Side by side for eleven years. Towering over most other human beings.
Two states, three graduate degrees, two apartments, two houses, four cars, two daughters, in eleven years.
We’ve lost five grandparents and found four nephews and two nieces in eleven years.
We’ve sanded down hardwood floors, painted and mudded walls and more walls and more walls, built a deck, planted gardens, strapped IKEA boxes on top of the Outback, dealt with motion sick babies. Eleven years.
We’ve walked with friends through divorce and remarriage, infertility and miscarriage. We’ve watched all ten seasons of FRIENDS an embarrassing number of times. We’ve entered the world of smart phones. Eleven years.
We’ve been published and—more often than not—received rejection letters. We’ve applied for jobs and not gotten them. We’ve gotten liturgical, begun eating locally, and started buying fair trade chocolate. Eleven years.
We’ve read a lot of books, written a lot of poems, attended a lot of Over the Rhine concerts. We’ve stopped drinking any tea in the morning that isn’t PG Tips. We eat Thai food on Tuesdays. Eleven years.
We’ve gone to Italy and slept in an airport in Atlanta. We’ve roadtripped it to the Grand Canyon and rented cars in Seattle. We’ll always call Pennsylvania home, but have managed to plant deep roots wherever “here” is. Texas. Kentucky.
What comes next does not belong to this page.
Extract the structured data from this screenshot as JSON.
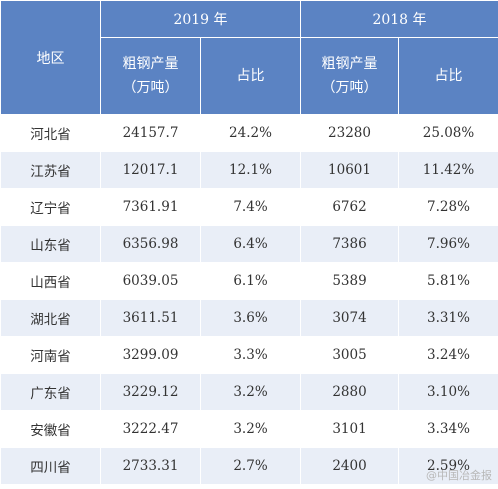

Eleven years.
We’ve gotten a little preachy on our soapboxes, stronger in our convictions, and urgent in our causes. We also go to bed earlier. Eleven years.
We’ve started going gray. Taking a little longer to recover from hard work days. Wrinkling around the eyes when we smile. Eleven years.
I’ve asked your dad many times over the last eleven years—“Do you think everyone has as much fun as we do?”
Because we have a lot of fun.
Not that there haven’t been tears and frustrations and anger and tears. Lots of tears. Life is hard and marriage is harder. Those months and years after having babies? The hardest. At least for me.
And eleven years in? Still hard.
But still fun, too.
I can’t imagine being side by side with anyone else.
I don’t know what our marriage will look like to you, growing up in this house. You’ll see the tears sometimes, and you’re both already such sensitive and sweet girls. But you’ll also hear the laughter and joking, the singing and dancing. You’ll see the book reading, you’ll hear the soapboxes, you’ll eat the tofu. And you’ll probably tower over everyone, too.
Regardless, as your dad and I serve God together, side by side, I love knowing that we’ll have you toddling along behind.